A new artificial intelligence project from Microsoft aims to replace driving instructors during driving tests to ease the nerves of drivers.
Known as the HAMS project (Harnessing AutoMobiles for Safety), it is essentially a smartphone mounted to the windshield with the front camera focused on the driver and the rear camera focused on the road ahead and any driving obstacles to keep track of how the driving is doing.
“The goal is to monitor the state of the driver and how the vehicle is being driven in the context of a road environment that the vehicle is in. We believe that effective monitoring leading to actionable feedback is key to promoting road safety,” Microsoft said in its announcement of the project.

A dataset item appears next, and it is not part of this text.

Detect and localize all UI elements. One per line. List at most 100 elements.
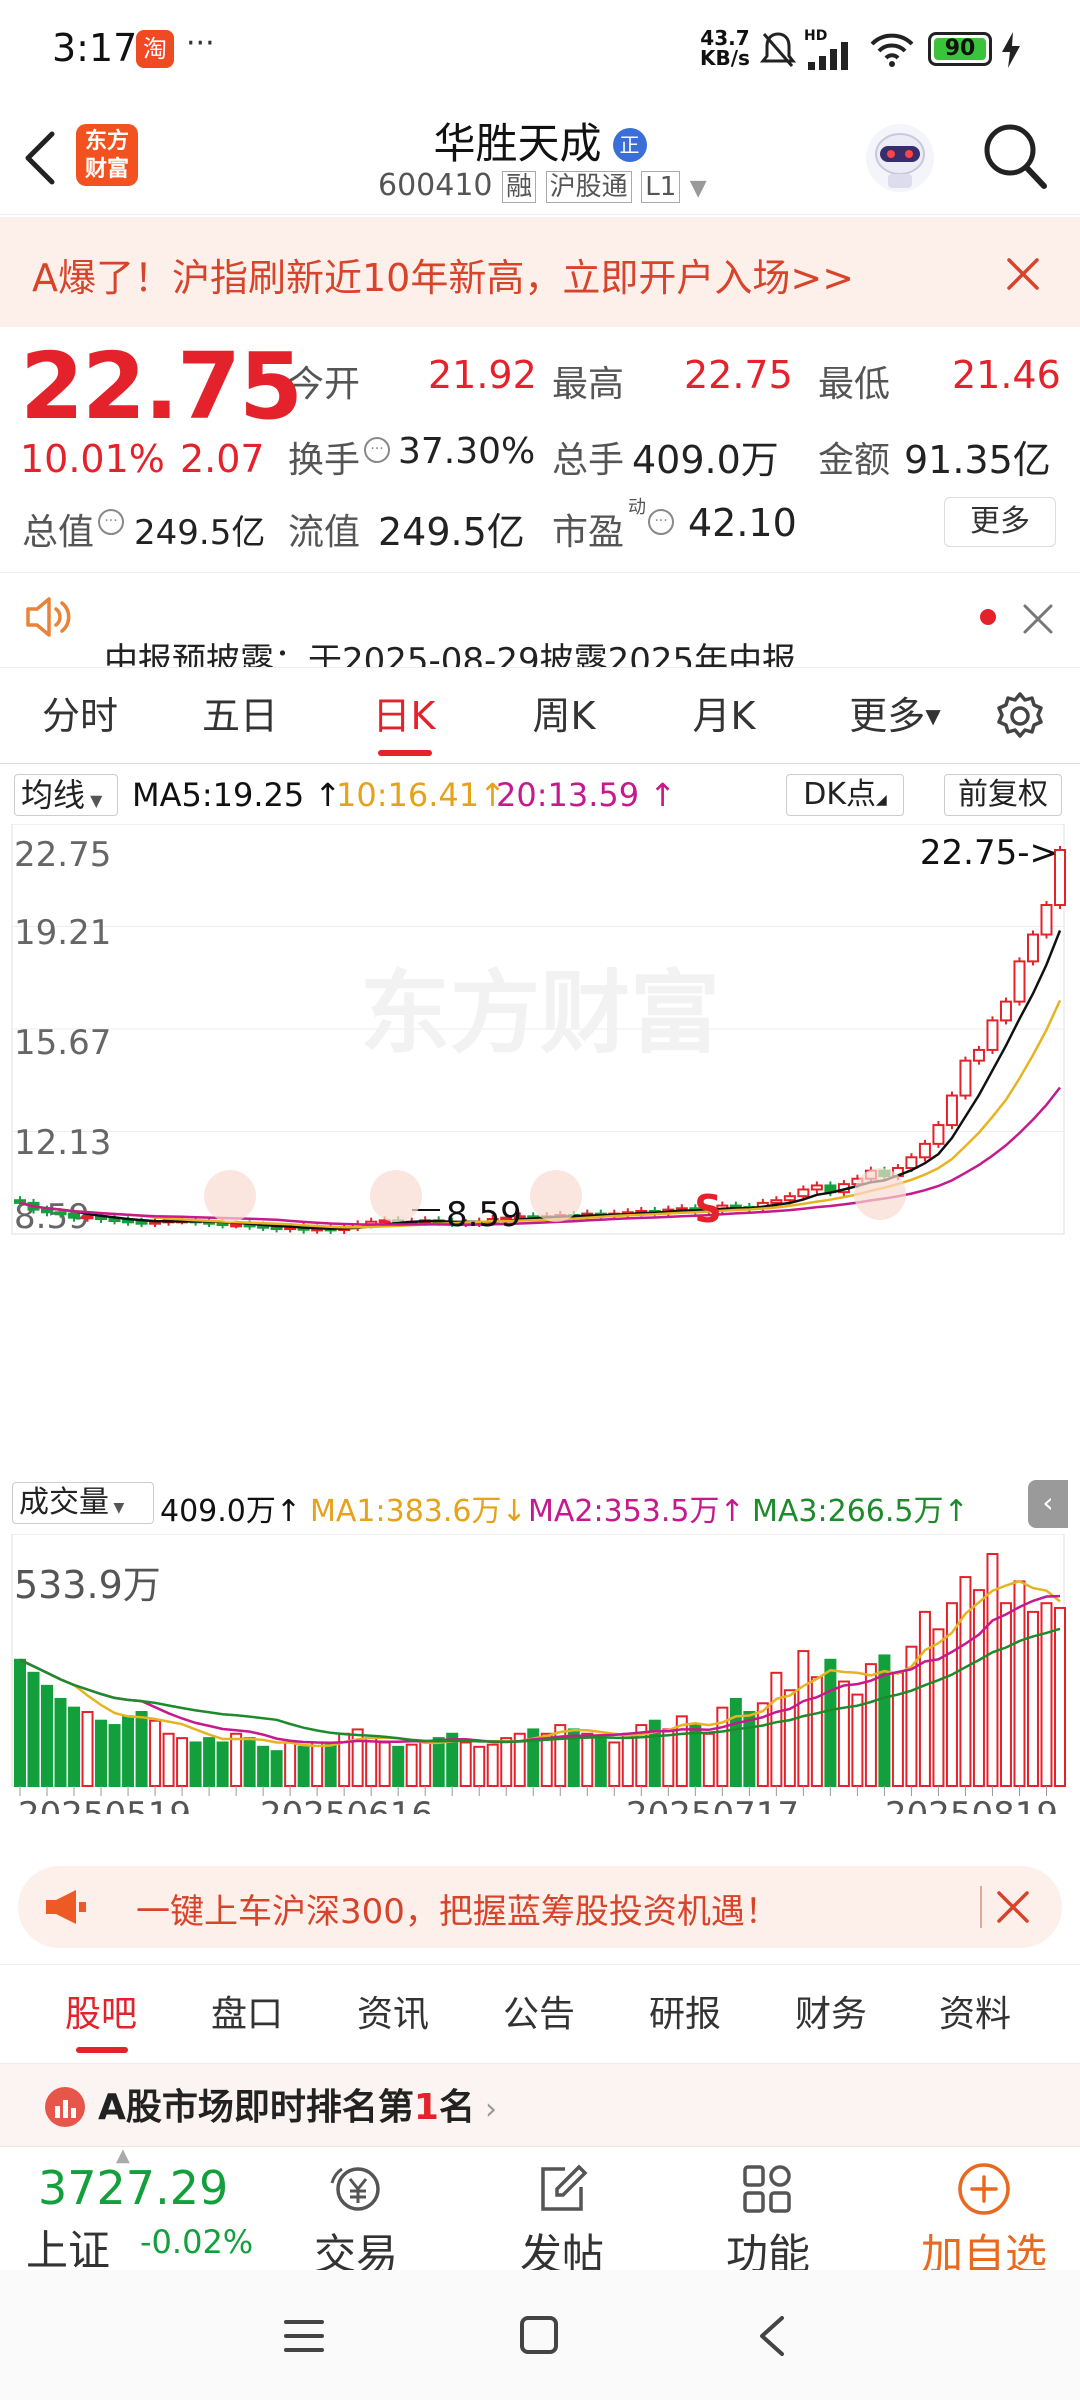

Instead of having a driving instructor seat in the passenger seat critiquing your every move, HAMS uses multiple sensors using features that the smartphone already has like a camera and an accelerometer at the same time. In this way, the phone can detect things like sharp braking, vehicle-to-vehicle distance, and driver distraction.
Microsoft said that the technology could benefit both driving instructors and drivers. HAMS would take the burden off of driving instructors to have to sit through and evaluate a new driver learning the ropes, and it would ease the nerves of a new driver having an instructor watch their every move.
So far, HAMS has only been tested for driver training purposes in India. It’s also been explored as a type of fleet management dashboard, where a supervisor could track the cause of safety-related incidents and manage their drivers.
Digital Trends reached out to Microsoft to find out if/when the project plans to test in the United States and what Microsoft hopes to accomplish with the project in the U.S. in the future, and we’ll update this story once we hear back.
Car camera technology like that found in HAMS is becoming more and more advanced. There are cameras that eliminate blind spots, cameras that start recording at the detection of an impact, cameras that offer voice-activation functions, and even cameras that double as lane departure warning systems.